Часа через два-три радист снова вошел в уже знакомый ему кабинет. Ленин, увидев Дождикова, устремился ему навстречу через толпу стоявших вокруг людей. Подошел, пожал руку, сказал громко, чтобы все слышали:

— Еще раз благодарю за отличную работу. — Посмотрел на Николая внимательно, прищурился и чуть тише добавил: — А это вам от меня. На память. Вы, кажется, курите? Тогда оцените — английский «Брауэр».

В руках у Дождикова оказалась курительная трубка.

— Да, да, эта вот, — заметив мой жест, подтвердил Бекир. — Самый настоящий «Брауэр». Из вишневого корня.

К сожалению, лишь много позже понял Дождиков, сколь символичен был ленинский подарок: ведь не какой-нибудь, а о Мире декрет передал он тогда «всем, всем, всем!». Стало быть, и трубка не простая — трубка Мира! Очень жалел Николай, что разгадал тот символ с большим опозданием. Но трубку хранил долго, бережно, не решался даже курить из нее, хотя курильщиком был заядлым, да к тому же моряком. Один флотский умелец изготовил для Дождикова копию того «Брауэра», а «Брауэр» подлинный годы и годы покоился в бархатном, специально пошитом чехле, сопровождал полярника во всех походах. Однажды чуть не пошел ко дну, когда старая посудина под названием «Двина» штормовой ночью села килем на мель в районе Шпицбергена.

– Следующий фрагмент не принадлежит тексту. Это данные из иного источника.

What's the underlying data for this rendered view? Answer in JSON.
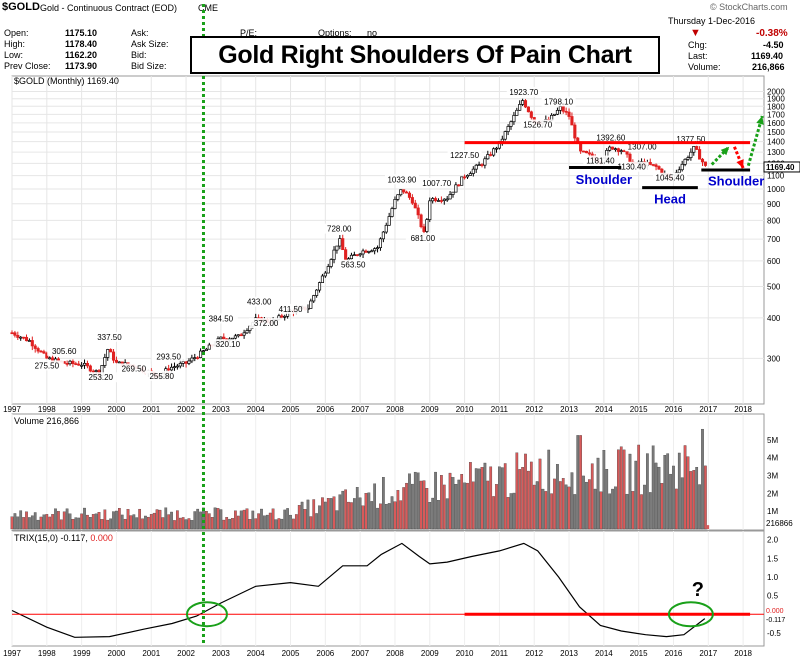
{
  "header": {
    "symbol": "$GOLD",
    "name": "Gold - Continuous Contract (EOD)",
    "exchange": "CME",
    "watermark": "© StockCharts.com",
    "date": "Thursday 1-Dec-2016",
    "open_label": "Open:",
    "open": "1175.10",
    "high_label": "High:",
    "high": "1178.40",
    "low_label": "Low:",
    "low": "1162.20",
    "prev_label": "Prev Close:",
    "prev": "1173.90",
    "ask_label": "Ask:",
    "asksize_label": "Ask Size:",
    "bid_label": "Bid:",
    "bidsize_label": "Bid Size:",
    "pe_label": "P/E:",
    "options_label": "Options:",
    "options_value": "no",
    "chg_pct": "-0.38%",
    "chg_label": "Chg:",
    "chg": "-4.50",
    "last_label": "Last:",
    "last": "1169.40",
    "volume_label": "Volume:",
    "volume": "216,866"
  },
  "title": "Gold Right Shoulders Of Pain Chart",
  "colors": {
    "up": "#000000",
    "down": "#e02020",
    "resistance": "#ff0000",
    "support": "#000000",
    "green": "#19a019",
    "annotation": "#0000cc",
    "vol_red": "#d85a5a",
    "vol_gray": "#7a7a7a"
  },
  "chart_data": [
    {
      "type": "line",
      "title": "$GOLD (Monthly) 1169.40",
      "scale": "log",
      "ylim": [
        220,
        2050
      ],
      "yticks": [
        300,
        400,
        500,
        600,
        700,
        800,
        900,
        1000,
        1100,
        1200,
        1300,
        1400,
        1500,
        1600,
        1700,
        1800,
        1900,
        2000
      ],
      "last_value": "1169.40",
      "x_years": [
        "1997",
        "1998",
        "1999",
        "2000",
        "2001",
        "2002",
        "2003",
        "2004",
        "2005",
        "2006",
        "2007",
        "2008",
        "2009",
        "2010",
        "2011",
        "2012",
        "2013",
        "2014",
        "2015",
        "2016",
        "2017",
        "2018"
      ],
      "series": [
        {
          "x": [
            1997.0,
            1997.5,
            1998.0,
            1998.5,
            1999.0,
            1999.5,
            1999.75,
            2000.0,
            2000.5,
            2001.0,
            2001.25,
            2001.5,
            2002.0,
            2002.5,
            2003.0,
            2003.5,
            2004.0,
            2004.5,
            2005.0,
            2005.5,
            2006.0,
            2006.4,
            2006.6,
            2007.0,
            2007.5,
            2008.0,
            2008.2,
            2008.5,
            2008.85,
            2009.0,
            2009.5,
            2010.0,
            2010.5,
            2011.0,
            2011.67,
            2012.0,
            2012.4,
            2012.75,
            2013.0,
            2013.3,
            2013.5,
            2013.9,
            2014.2,
            2014.5,
            2014.9,
            2015.0,
            2015.5,
            2015.9,
            2016.0,
            2016.5,
            2016.6,
            2016.92
          ],
          "values": [
            360,
            340,
            300,
            290,
            288,
            270,
            320,
            290,
            285,
            270,
            265,
            280,
            290,
            315,
            345,
            350,
            395,
            390,
            420,
            430,
            560,
            700,
            600,
            640,
            660,
            920,
            1000,
            920,
            720,
            930,
            940,
            1100,
            1200,
            1380,
            1880,
            1620,
            1620,
            1780,
            1680,
            1300,
            1280,
            1220,
            1350,
            1320,
            1180,
            1210,
            1170,
            1070,
            1100,
            1300,
            1340,
            1169.4
          ]
        }
      ],
      "labels": [
        {
          "text": "305.60",
          "x": 1998.5,
          "y": 305.6
        },
        {
          "text": "275.50",
          "x": 1998.0,
          "y": 275.5
        },
        {
          "text": "337.50",
          "x": 1999.8,
          "y": 337.5
        },
        {
          "text": "253.20",
          "x": 1999.55,
          "y": 253.2
        },
        {
          "text": "269.50",
          "x": 2000.5,
          "y": 269.5
        },
        {
          "text": "293.50",
          "x": 2001.5,
          "y": 293.5
        },
        {
          "text": "255.80",
          "x": 2001.3,
          "y": 255.8
        },
        {
          "text": "384.50",
          "x": 2003.0,
          "y": 384.5
        },
        {
          "text": "320.10",
          "x": 2003.2,
          "y": 320.1
        },
        {
          "text": "433.00",
          "x": 2004.1,
          "y": 433.0
        },
        {
          "text": "372.00",
          "x": 2004.3,
          "y": 372.0
        },
        {
          "text": "411.50",
          "x": 2005.0,
          "y": 411.5
        },
        {
          "text": "728.00",
          "x": 2006.4,
          "y": 728.0
        },
        {
          "text": "563.50",
          "x": 2006.8,
          "y": 563.5
        },
        {
          "text": "1033.90",
          "x": 2008.2,
          "y": 1033.9
        },
        {
          "text": "1007.70",
          "x": 2009.2,
          "y": 1007.7
        },
        {
          "text": "681.00",
          "x": 2008.8,
          "y": 681.0
        },
        {
          "text": "1227.50",
          "x": 2010.0,
          "y": 1227.5
        },
        {
          "text": "1923.70",
          "x": 2011.7,
          "y": 1923.7
        },
        {
          "text": "1798.10",
          "x": 2012.7,
          "y": 1798.1
        },
        {
          "text": "1526.70",
          "x": 2012.1,
          "y": 1526.7
        },
        {
          "text": "1392.60",
          "x": 2014.2,
          "y": 1392.6
        },
        {
          "text": "1181.40",
          "x": 2013.9,
          "y": 1181.4
        },
        {
          "text": "1307.00",
          "x": 2015.1,
          "y": 1307.0
        },
        {
          "text": "1130.40",
          "x": 2014.8,
          "y": 1130.4
        },
        {
          "text": "1377.50",
          "x": 2016.5,
          "y": 1377.5
        },
        {
          "text": "1045.40",
          "x": 2015.9,
          "y": 1045.4
        }
      ],
      "annotations": [
        "Shoulder",
        "Head",
        "Shoulder"
      ],
      "resistance": 1390,
      "support_levels": [
        {
          "y": 1165,
          "x": [
            2013.0,
            2014.5
          ]
        },
        {
          "y": 1010,
          "x": [
            2015.1,
            2016.7
          ]
        },
        {
          "y": 1145,
          "x": [
            2016.8,
            2018.2
          ]
        }
      ]
    },
    {
      "type": "bar",
      "title": "Volume 216,866",
      "ylim": [
        0,
        6000000
      ],
      "yticks": [
        [
          "1M",
          1000000
        ],
        [
          "2M",
          2000000
        ],
        [
          "3M",
          3000000
        ],
        [
          "4M",
          4000000
        ],
        [
          "5M",
          5000000
        ]
      ],
      "last_value": "216866",
      "note": "Monthly volume: ~0.9M (1997–2005), rising to ~2–3M (2008–2011), peaks ~5.2M (2013) and ~5.5M (late 2016)"
    },
    {
      "type": "line",
      "title": "TRIX(15,0)",
      "title_value": "-0.117",
      "title_zero": "0.000",
      "ylim": [
        -0.8,
        2.1
      ],
      "yticks": [
        "2.0",
        "1.5",
        "1.0",
        "0.5",
        "-0.5"
      ],
      "last_value": "-0.117",
      "zero_value": "0.000",
      "series": [
        {
          "x": [
            1997.0,
            1998.0,
            1998.8,
            1999.8,
            2000.8,
            2001.6,
            2002.3,
            2003.0,
            2004.0,
            2005.0,
            2005.8,
            2006.5,
            2007.2,
            2007.6,
            2008.2,
            2008.7,
            2009.0,
            2009.5,
            2010.2,
            2011.0,
            2011.7,
            2012.1,
            2012.7,
            2013.3,
            2013.9,
            2014.5,
            2015.2,
            2015.8,
            2016.3,
            2016.9
          ],
          "values": [
            0.1,
            -0.35,
            -0.62,
            -0.6,
            -0.4,
            -0.25,
            -0.05,
            0.3,
            0.75,
            0.85,
            0.75,
            1.3,
            1.3,
            1.6,
            1.9,
            1.55,
            1.35,
            1.4,
            1.55,
            1.7,
            1.9,
            1.7,
            1.0,
            0.2,
            -0.3,
            -0.45,
            -0.55,
            -0.6,
            -0.55,
            -0.117
          ]
        }
      ],
      "question": "?"
    }
  ]
}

После этого случая Дождиков решил сделать побольше фотографий «Брауэра» — для корабельного музея, для дружков и вообще про всякий случай.

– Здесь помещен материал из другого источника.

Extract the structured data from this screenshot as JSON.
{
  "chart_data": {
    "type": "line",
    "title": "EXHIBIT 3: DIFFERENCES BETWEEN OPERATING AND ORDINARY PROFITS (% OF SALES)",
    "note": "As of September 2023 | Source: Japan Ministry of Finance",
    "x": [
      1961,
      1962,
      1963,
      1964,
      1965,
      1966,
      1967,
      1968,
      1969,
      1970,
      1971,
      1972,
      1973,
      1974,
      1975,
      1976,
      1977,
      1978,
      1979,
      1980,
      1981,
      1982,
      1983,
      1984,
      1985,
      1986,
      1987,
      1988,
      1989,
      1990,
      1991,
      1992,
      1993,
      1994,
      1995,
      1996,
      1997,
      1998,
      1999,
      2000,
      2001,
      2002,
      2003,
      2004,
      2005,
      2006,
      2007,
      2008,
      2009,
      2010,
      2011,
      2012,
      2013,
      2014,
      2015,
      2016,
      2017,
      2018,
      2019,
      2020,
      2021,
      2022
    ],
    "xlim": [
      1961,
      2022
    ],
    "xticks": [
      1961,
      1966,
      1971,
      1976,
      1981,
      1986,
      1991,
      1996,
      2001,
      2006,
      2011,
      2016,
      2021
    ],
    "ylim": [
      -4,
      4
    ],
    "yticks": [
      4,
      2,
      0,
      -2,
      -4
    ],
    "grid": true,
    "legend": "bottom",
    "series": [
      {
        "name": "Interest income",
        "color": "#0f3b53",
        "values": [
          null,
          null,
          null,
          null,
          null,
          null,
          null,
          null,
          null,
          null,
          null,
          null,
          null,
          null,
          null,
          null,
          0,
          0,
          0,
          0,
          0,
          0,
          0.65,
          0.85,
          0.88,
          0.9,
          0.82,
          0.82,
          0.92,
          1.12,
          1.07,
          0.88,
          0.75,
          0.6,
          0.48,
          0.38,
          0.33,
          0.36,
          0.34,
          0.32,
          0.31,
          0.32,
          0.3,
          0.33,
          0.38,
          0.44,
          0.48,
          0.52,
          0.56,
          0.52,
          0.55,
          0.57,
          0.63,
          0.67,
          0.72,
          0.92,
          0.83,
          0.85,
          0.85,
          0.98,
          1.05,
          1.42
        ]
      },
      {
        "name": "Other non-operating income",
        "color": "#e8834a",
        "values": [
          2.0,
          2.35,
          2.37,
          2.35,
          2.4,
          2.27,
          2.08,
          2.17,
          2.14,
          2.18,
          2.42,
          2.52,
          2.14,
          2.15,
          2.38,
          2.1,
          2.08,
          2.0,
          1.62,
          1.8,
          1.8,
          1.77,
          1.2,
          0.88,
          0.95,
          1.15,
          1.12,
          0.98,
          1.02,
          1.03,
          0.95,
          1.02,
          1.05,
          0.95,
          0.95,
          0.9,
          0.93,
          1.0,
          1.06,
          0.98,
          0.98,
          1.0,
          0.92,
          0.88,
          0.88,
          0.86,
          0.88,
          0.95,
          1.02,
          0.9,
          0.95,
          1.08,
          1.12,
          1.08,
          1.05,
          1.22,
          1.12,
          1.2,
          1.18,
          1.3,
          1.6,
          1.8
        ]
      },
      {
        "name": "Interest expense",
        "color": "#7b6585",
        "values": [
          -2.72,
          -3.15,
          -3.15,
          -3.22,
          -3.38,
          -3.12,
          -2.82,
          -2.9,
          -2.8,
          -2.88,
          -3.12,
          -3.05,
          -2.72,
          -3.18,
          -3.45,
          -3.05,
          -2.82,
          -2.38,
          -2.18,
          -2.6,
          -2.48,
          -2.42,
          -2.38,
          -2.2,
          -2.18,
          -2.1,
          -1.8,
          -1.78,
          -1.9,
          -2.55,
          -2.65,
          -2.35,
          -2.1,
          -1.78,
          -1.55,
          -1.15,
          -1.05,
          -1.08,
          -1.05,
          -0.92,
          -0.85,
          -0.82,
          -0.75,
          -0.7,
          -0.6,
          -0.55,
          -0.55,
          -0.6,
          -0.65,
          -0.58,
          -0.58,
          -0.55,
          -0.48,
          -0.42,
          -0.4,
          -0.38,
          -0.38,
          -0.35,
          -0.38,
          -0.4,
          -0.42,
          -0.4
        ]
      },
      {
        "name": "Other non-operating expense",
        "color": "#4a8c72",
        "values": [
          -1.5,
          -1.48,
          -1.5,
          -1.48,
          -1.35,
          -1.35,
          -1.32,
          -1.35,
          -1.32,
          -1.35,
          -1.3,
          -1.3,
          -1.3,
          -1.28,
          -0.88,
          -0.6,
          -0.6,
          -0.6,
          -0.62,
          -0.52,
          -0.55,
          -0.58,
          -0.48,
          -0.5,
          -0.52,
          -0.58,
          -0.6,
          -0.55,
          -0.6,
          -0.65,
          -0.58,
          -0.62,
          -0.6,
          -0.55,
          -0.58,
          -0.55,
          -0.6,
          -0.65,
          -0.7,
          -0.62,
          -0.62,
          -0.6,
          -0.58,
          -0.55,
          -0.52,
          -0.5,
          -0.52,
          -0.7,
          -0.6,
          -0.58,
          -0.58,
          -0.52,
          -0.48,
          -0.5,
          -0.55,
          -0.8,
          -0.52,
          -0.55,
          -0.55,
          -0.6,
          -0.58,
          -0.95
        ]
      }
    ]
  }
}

Несколько из этих снимков и было преподнесено Бекиру Николаем Дождиковым во время их встречи в Ленинграде. Ну, а «первого радиста революции» Эрвин многократно сфотографировал сам — и анфас, и в профиль.

Мы с моим гостем принялись снова рассматривать Дождикова, пристально вглядываясь в черты человека с белой морской пеной на усах, с белыми кристаллами соли в бровях и ресницах.

— Если нравится, могу подарить, — угадав мое желание, сказал Эрвин.

— Не жалко? — спросил я.

Эрвин рассмеялся:

— Жалко, конечно, но вы ведь все равно попросите?

— Попрошу, — подтвердил я. — Считайте, что уже попросил.

— Ну вот видите. Я есть психолог! — воскликнул Эрвин.

В эту минуту в коридоре послышался шум голосов, в дверь постучали, и комната сразу наполнилась пионерами. Они пришли с чисто немецкой пунктуальностью — ровно в двадцать ноль-ноль, как было условлено, и, как предсказал Эрвин, — с цветами.

Поблагодарив ребят за внимание и точность, я спросил их, не захотят ли они отведать с нами русского чая. Они согласились без всяких уговоров. Тем более что мои друзья оказались и друзьями Эрвина — он не так давно выступал в их школе, обещал в скором времени прийти еще, и его уже ждут, так как не все смогли принять участие в прошлой встрече.

— Все свои люди, выходит! — обрадовался я и принялся накрывать на стол.

— Я, я, я! — поддержал меня кто-то из ребят. — Все свои.

— Ну, а если свои, помогайте, — попросил я, — времени у нас мало. Кто умеет хозяйничать?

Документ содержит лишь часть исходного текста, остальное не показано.